In my test looks like the reason of the timeout is a race scenario in the block recovery process: the second dn sends block report after the block truncation is finished thus its replica is marked as corrupted. However the replication monitor cannot schedule an extra replica because there are only 3 datanodes in the test.
You are right. I knew one is corrupted, didn't know it's the second one. Thank you for thorough analysis!
What I'm doing in 01 patch is to trigger the second time blockReport so the corrupted block can get deleted on dn1. So ReplicationMonitor can schedule copying the block to dn1.

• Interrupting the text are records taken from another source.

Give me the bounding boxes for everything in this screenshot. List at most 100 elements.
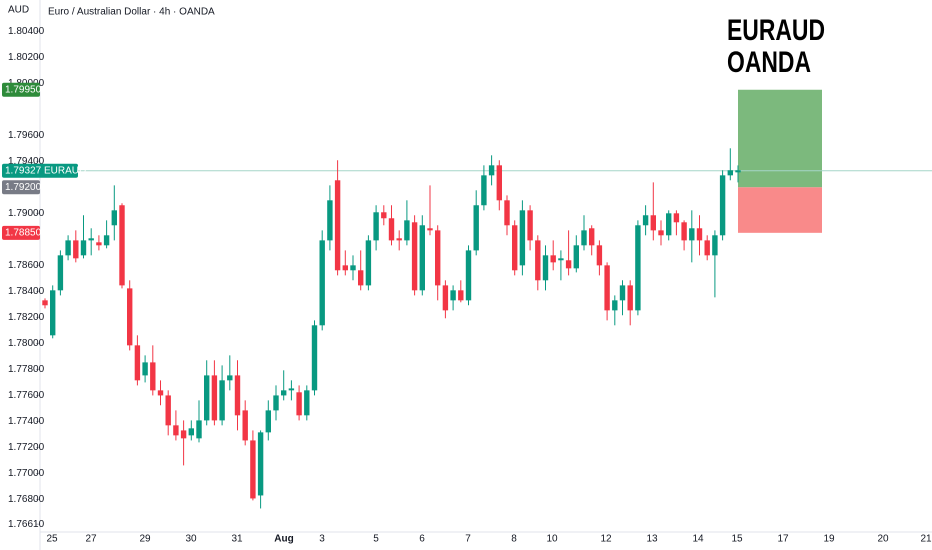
candle-body <box>381 212 387 219</box>
candle-body <box>365 240 372 286</box>
annotation: EURAUD <box>727 14 825 47</box>
candle-body <box>442 285 449 311</box>
candle-body <box>173 425 179 436</box>
candle-body <box>450 290 456 301</box>
candle-body <box>358 270 364 286</box>
price-label-box <box>2 180 40 195</box>
price-label: 1.79327 <box>5 165 42 176</box>
y-tick-label: 1.78200 <box>8 312 45 323</box>
candle-body <box>481 175 487 206</box>
symbol-label: EURAUD <box>44 165 86 176</box>
candle-body <box>103 235 110 246</box>
candle-body <box>242 410 248 441</box>
candle-body <box>658 230 664 236</box>
candle-body <box>296 392 302 416</box>
y-tick-label: 1.79600 <box>8 130 45 141</box>
candle-body <box>250 440 256 499</box>
candle-body <box>388 218 395 241</box>
y-tick-label: 1.77800 <box>8 364 45 375</box>
candle-body <box>496 165 502 201</box>
x-tick-label: 19 <box>823 534 835 545</box>
candle-body <box>342 265 348 271</box>
candle-body <box>419 225 425 291</box>
candle-body <box>488 165 495 176</box>
candle-body <box>512 225 518 271</box>
candle-body <box>88 238 94 241</box>
candle-body <box>80 240 87 256</box>
candle-body <box>635 225 641 311</box>
candle-body <box>396 238 402 241</box>
y-tick-label: 1.76610 <box>8 519 45 530</box>
candle-body <box>257 432 264 496</box>
candle-body <box>327 200 333 241</box>
candle-body <box>519 210 526 266</box>
chart-title: Euro / Australian Dollar · 4h · OANDA <box>48 7 215 18</box>
x-tick-label: 6 <box>419 534 425 545</box>
candle-body <box>558 258 564 261</box>
candle-body <box>550 255 556 263</box>
candle-body <box>604 265 610 311</box>
candle-body <box>673 213 680 223</box>
candle-body <box>234 375 241 416</box>
candle-body <box>334 180 341 271</box>
candle-body <box>719 175 726 236</box>
candle-body <box>627 285 633 311</box>
candle-body <box>458 290 464 301</box>
candle-body <box>565 260 572 269</box>
x-tick-label: 12 <box>600 534 612 545</box>
candle-body <box>642 215 649 226</box>
candle-body <box>227 375 233 381</box>
x-tick-label: 31 <box>231 534 243 545</box>
x-tick-label: 15 <box>731 534 743 545</box>
candle-body <box>265 410 271 433</box>
price-label: 1.78850 <box>5 227 42 238</box>
x-tick-label: 13 <box>646 534 658 545</box>
candle-body <box>219 380 225 421</box>
candle-body <box>142 362 148 376</box>
loss-zone <box>738 187 822 233</box>
candle-body <box>311 325 318 391</box>
x-tick-label: 8 <box>511 534 517 545</box>
candle-body <box>42 300 48 306</box>
price-label-box <box>2 82 40 97</box>
x-tick-label: 20 <box>877 534 889 545</box>
price-label-box <box>2 163 78 178</box>
candle-body <box>50 290 56 336</box>
candle-body <box>411 222 418 291</box>
x-tick-label: 27 <box>85 534 97 545</box>
y-tick-label: 1.79400 <box>8 156 45 167</box>
candle-body <box>704 240 710 256</box>
candle-body <box>681 222 687 241</box>
candle-body <box>165 395 171 426</box>
y-tick-label: 1.80400 <box>8 26 45 37</box>
candle-body <box>350 265 356 271</box>
candle-body <box>150 362 156 391</box>
y-tick-label: 1.78000 <box>8 338 45 349</box>
candle-body <box>727 170 733 176</box>
candle-body <box>119 205 125 286</box>
candle-body <box>111 210 117 226</box>
candle-body <box>573 245 579 269</box>
profit-zone <box>738 89 822 188</box>
x-tick-label: 5 <box>373 534 379 545</box>
y-tick-label: 1.80200 <box>8 52 45 63</box>
annotation: OANDA <box>727 46 811 79</box>
price-label: 1.79200 <box>5 182 42 193</box>
candle-body <box>373 212 379 241</box>
candle-body <box>435 230 441 286</box>
y-unit: AUD <box>8 5 29 16</box>
price-label: 1.79950 <box>5 84 42 95</box>
x-tick-label: 21 <box>920 534 932 545</box>
candle-body <box>527 210 533 241</box>
x-tick-label: 30 <box>185 534 197 545</box>
y-tick-label: 1.78600 <box>8 260 45 271</box>
x-tick-label: 17 <box>777 534 789 545</box>
candle-body <box>404 220 410 241</box>
price-label-box <box>2 225 40 240</box>
y-tick-label: 1.77600 <box>8 390 45 401</box>
y-tick-label: 1.76800 <box>8 494 45 505</box>
candle-body <box>127 288 133 346</box>
x-tick-label: 14 <box>692 534 704 545</box>
candle-body <box>96 242 102 246</box>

To trigger block report or not before restarting DataNodes...
That's not what I do. In the 01 patch, checkBlockRecovery(p) will make sure truncation is completed. triggerBlockReports() is for second time blockReport.

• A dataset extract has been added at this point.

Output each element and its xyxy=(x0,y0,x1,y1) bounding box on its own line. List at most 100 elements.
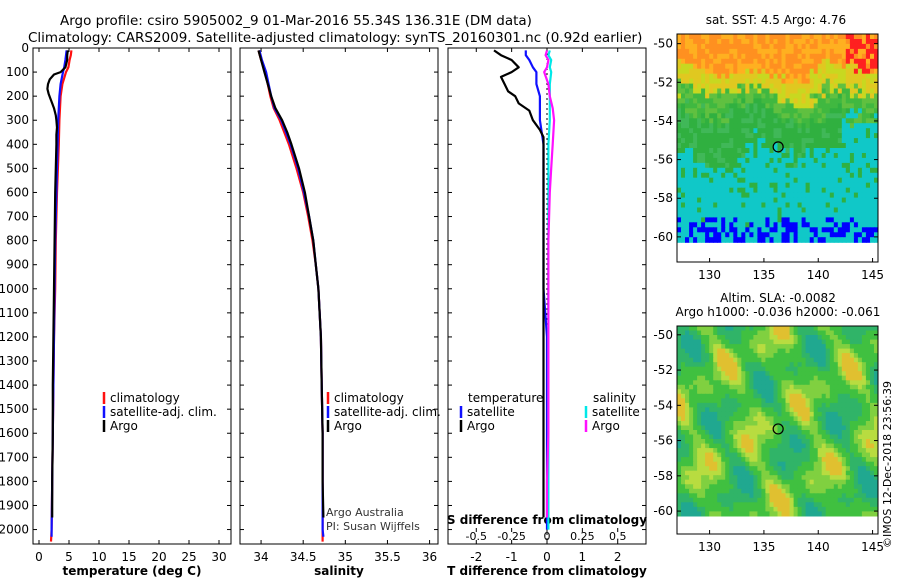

oldBlock.getBlock().getGenerationStamp() + 1);
DFSTestUtil.waitReplication(fs, p, REPLICATION);
it is very possible that the truncate can be done before the restarting.
That's very unlikely, because fs.truncate(p, newLength); is non-blocking.
boolean isReady = fs.truncate(p, newLength); assertFalse(isReady);
cluster.restartDataNode(dn0, true, true); cluster.restartDataNode(dn1, true, true); cluster.waitActive();
So maybe a quick fix is to change the total number of DN from 3 to 4.
It works too. I prefer my approach. Even though with my approach the time spending on DFSTestUtil.waitReplication(..) is 4-6 seconds longer. (waiting deletion and copy)
It worth it. Because the purpose of the test case is to schedule block recovery to dn0/dn1, which got restarted. Increasing the number of DNs will lower the chance.
Uploaded 02 patch. add Thread.sleep(2000) to make sure it's the second BR.